By Peggy McKee Barnhill
I’ve been spending my evenings shredding documents. No, I don’t work for the government or for some former official who has something to hide. I’m just trying to take control of the cascade of stuff in my house. Twenty-three years in one house is ample time to amass a wealth of papers in need of proper disposal. Isn’t it amazing how much paper expands when it’s shredded? An inch-thick folder of paycheck stubs can produce a garbage bag full of confetti to add to the existing volume of stuff in my house.
Despite the national trend toward decluttering, there are various legitimate reasons to keep stuff:
— It might become valuable someday. You never know. I just read a story about a man who saved his unused ticket to a basketball legend’s first professional game. He rousted it out of a memory box in the basement, and the current bid at auction is over a quarter million dollars. Not bad for a piece of paper that takes up virtually no space to save. The problem is, how do you know the right stuff to keep? You might have a letter from a childhood friend who grew up to become famous. One of those beanie babies might turn out to hit the jackpot. There might be a rare penny in that penny jar. Might as well save them all!
—It’s a family heirloom. There’s not much you can do about that. How can you get rid of Cousin Clem’s Civil War sword, or the scrapbook of clippings from your dad’s high school track meets? It takes a hardy soul to pack up Grandma’s wedding china for the donation bin. If you come from a long line of savers, your task is nigh insurmountable. Stuff it all back where it came from and focus on letting go of other stuff.
—It might come in handy someday. This is the main reason people hold on to everyday, non-valuable stuff for so long. They know that the minute they get rid of something, they will discover the perfect use for it. It’s true. Take the bridesmaid dress incident in my own life.

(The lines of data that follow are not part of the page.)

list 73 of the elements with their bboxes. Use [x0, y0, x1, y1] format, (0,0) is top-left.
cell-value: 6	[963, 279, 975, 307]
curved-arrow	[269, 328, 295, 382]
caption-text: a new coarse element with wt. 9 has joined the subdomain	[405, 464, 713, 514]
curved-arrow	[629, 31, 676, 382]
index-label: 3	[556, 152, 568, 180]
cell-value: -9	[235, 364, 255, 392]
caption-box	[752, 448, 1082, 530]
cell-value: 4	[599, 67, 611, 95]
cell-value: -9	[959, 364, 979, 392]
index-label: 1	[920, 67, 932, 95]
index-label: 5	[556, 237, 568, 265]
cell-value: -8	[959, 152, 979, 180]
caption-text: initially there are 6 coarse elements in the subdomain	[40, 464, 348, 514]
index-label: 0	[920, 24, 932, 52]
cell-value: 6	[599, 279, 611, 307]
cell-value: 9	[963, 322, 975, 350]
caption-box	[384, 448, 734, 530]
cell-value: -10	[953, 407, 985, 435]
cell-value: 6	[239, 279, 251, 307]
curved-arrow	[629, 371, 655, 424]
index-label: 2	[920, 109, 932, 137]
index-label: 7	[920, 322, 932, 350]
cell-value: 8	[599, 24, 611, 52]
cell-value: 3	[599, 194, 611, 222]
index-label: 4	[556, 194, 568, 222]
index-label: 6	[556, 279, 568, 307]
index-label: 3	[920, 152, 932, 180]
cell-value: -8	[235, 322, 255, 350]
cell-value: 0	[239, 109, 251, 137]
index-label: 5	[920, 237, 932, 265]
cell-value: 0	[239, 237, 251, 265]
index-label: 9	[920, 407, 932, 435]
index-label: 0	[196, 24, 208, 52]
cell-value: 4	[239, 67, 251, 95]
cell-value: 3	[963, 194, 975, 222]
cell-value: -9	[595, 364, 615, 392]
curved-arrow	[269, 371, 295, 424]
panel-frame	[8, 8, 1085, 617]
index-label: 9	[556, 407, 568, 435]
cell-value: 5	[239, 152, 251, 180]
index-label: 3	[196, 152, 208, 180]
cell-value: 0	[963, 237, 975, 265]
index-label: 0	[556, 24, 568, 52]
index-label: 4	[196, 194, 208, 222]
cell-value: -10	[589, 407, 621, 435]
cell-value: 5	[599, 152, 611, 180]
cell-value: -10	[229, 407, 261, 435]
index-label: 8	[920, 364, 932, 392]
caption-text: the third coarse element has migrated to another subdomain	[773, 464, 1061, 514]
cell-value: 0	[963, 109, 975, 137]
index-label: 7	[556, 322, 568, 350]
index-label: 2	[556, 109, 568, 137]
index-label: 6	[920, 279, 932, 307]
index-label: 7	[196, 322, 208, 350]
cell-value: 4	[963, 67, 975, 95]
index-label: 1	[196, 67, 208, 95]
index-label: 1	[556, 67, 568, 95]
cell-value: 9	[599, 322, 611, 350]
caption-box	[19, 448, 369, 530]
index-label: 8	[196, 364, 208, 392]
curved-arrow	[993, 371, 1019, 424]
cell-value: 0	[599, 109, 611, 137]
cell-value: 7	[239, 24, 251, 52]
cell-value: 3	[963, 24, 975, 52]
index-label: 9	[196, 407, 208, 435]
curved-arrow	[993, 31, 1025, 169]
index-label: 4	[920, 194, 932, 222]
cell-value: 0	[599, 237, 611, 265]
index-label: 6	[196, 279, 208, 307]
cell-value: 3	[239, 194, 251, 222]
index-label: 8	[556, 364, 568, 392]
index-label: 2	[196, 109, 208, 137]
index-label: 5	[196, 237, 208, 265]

It happened back when my daughter was in preschool…
The preschool was holding a community garage sale fundraiser, so I went through my closets for forgotten clothes to donate. Way in the back I found three bridesmaid dresses, in pastel shades of pink, blue and yellow. After birthing two children, I knew I would never again fit into these bridesmaid dresses. I felt a momentary pang of regret. Wait, who am I kidding? When would I ever want to re-wear a pastel 1980s ankle-length gown? The bridesmaid dresses went off to the fundraiser.
This epic garage sale took place in the fall, close to Halloween. My daughter wanted to dress up as Cinderella that year. I love making Halloween costumes, but I didn’t feel the need to start from scratch with a length of blue fabric and a proper pattern. What I needed was a long, pastel blue dress to adapt into a Cinderella costume. I knew just the thing — my bridesmaid dress from my sister’s wedding. Wait a minute — I had just bundled that dress off to the fundraiser!
I raced back to the preschool in time to grab the dress off the rack and pay three dollars to make it my own, again. The pink and yellow dresses were already gone. I’ll bet the yellow one made the perfect Belle dress for a young beauty.
This story has a happy ending. My daughter was the loveliest Cinderella for Halloween, and she used the blue dress for dress-up for years afterwards. But the lesson I learned that day was to not part with seemingly useless stuff, because it really could come in handy someday.
Therein lies the problem. I don’t know what the future might hold. Best to be prepared. Maybe I should save those bags of confetti from shredding documents. I’d hate to let it all go to waste. Who knows when I might want to throw the biggest ticker-tape parade ever?
You know what would come in handy in my house? Some more closets, to stuff all my extra stuff into.
• Peggy McKee Barnhill is a wife, mother, and author who writes cozy mysteries under the pen name “Greta McKennan.” She likes to look at the bright side of life.